NEWARK, N.J. -- By June, people in the Quantitative Management department were trading whispers across the rows of cubicles.
What's wrong with Mark Stumpp? Why had he dropped so much weight so quickly? Was he sick? Nobody knew.
One day after lunch, Stumpp handed a small, framed snapshot to Jim Scott, his friend and co-manager in the department for 14 years.
"Do you know who that is?" Stumpp asked.
Scott glanced at the picture of a tall woman with blonde bangs and shook his head.
"That's the person you're going to be working with a year from now," Stumpp said.
Scott looked at the photo again, then back at Stumpp. The lady in the photograph, Stumpp said, is going to be me.
Prudential's QM department manages billions of dollars of other people's money. It's a business that relies on a nurtured image of solidity, on the value implicit in longtime relationships.

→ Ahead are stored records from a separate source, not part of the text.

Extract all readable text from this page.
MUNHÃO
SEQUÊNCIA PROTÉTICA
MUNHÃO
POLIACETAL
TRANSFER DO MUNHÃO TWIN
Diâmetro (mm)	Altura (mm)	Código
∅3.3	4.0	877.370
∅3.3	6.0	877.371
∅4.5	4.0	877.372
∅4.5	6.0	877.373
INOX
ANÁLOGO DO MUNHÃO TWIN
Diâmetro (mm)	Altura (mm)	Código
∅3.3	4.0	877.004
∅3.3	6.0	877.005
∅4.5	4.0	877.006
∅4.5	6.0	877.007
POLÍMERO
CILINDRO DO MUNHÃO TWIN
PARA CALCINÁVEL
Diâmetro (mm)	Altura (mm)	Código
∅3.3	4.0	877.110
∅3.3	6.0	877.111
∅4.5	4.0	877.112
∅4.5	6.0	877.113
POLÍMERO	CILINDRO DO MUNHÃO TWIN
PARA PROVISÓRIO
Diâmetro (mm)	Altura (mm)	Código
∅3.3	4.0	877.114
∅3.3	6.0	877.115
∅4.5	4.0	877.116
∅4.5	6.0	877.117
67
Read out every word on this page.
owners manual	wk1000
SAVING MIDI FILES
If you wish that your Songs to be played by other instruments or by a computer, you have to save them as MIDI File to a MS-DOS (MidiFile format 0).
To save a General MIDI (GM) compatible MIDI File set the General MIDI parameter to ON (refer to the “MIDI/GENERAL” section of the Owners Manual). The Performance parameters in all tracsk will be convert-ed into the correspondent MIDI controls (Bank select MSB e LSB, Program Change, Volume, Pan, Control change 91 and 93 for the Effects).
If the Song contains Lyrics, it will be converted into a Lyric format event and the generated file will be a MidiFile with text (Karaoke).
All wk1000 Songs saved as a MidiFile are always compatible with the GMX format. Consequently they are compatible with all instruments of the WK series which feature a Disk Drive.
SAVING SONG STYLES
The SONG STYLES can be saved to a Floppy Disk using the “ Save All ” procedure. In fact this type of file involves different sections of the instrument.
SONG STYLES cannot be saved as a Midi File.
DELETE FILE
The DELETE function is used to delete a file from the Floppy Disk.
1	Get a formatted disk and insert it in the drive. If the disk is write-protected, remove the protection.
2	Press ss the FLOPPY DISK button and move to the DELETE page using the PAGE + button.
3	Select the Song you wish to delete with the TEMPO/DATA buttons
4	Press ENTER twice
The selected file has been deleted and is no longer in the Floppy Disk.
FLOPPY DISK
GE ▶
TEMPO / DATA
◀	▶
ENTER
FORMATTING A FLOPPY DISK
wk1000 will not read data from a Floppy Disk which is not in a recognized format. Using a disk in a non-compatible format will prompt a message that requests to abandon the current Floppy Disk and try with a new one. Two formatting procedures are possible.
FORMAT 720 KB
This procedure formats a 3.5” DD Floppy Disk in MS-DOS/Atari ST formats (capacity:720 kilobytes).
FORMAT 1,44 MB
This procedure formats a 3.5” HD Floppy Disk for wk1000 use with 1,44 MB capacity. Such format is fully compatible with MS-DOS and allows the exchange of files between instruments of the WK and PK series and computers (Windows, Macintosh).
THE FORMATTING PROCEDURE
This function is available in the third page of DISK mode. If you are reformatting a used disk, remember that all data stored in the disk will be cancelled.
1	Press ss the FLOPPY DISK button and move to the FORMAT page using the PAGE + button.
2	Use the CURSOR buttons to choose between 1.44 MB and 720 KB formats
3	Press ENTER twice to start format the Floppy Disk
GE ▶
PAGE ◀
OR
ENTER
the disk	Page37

And so, as word of Stumpp's intensely private decision spread through Prudential's Newark headquarters, people realized this wasn't going to be about just him. It was going to be about them, too.
Stumpp was uncomfortable in Mark's body as far back as memories reach. Deep inside, at the nexus of body and mind, something felt terribly wrong.
"A malaise of the soul," Stumpp said.
It is called gender dysphoria, a condition characterized by intense feelings of being the wrong gender. No one knows for sure what causes it.
Since the 1960s, thousands of people have quietly undergone hormone treatment and surgery to change gender. Most dropped out of their previous lives, resurfacing somewhere else with new identities.
So perhaps it was just a matter of time before it happened at Prudential, a company with 61,000 people on its payroll. But in 22 years at Prudential, the last half working on personnel issues, Ron Andrews, a vice president of human resources, "had never encountered a more difficult issue."
"What was difficult about this," he said, "is I didn't know anything."
'Business is about trust'
Stumpp, 51, was an acknowledged expert in the serious business of making money grow, and his department, a group of about 35 people, manages $32 billion on behalf of client pension funds and other institutional investors. Prudential's own $8 billion in pension funds is managed here.
"My business is about trust," Stumpp said, and he knew trust would not be enhanced after people saw him "turn into a girl."
In the summer of 2001, the few executives at Prudential who knew what was going on realized that the problem wasn't that Stumpp was changing his gender. It was that he was coming back to work afterward.
It was one thing to figure out how the department would go on without Mark. It was quite another to figure out how to continue with someone named Maggie in his place.
Someone was going to have to explain the situation in Prudential's executive offices, to the company's clients, to the marketing and sales representatives who vouched for Stumpp's research.
Bringing it all together was Andrews' job.
Throughout the summer and into the fall, Andrews worked his way down a list of people who needed to know, figuring out not just who they would tell in turn, but how they would do it.
One of the first trials came a few weeks after Stumpp's return, when they took a call from a longtime client, a labor union whose members' reputations did not gibe with her heels and pantyhose.
The union officials asked to meet Stumpp to re-evaluate her suitability to continue managing their business. The department braced to lose the account.
They met over dinner at a steakhouse. The first few hours were spent discussing the stock market and the economy, smoothed over by a couple of drinks. Gradually, the men's doubts appeared to ease.
"You know, you really don't look so bad," one leaned over to tell Stumpp. She chalked it up as a compliment. Prudential kept the account.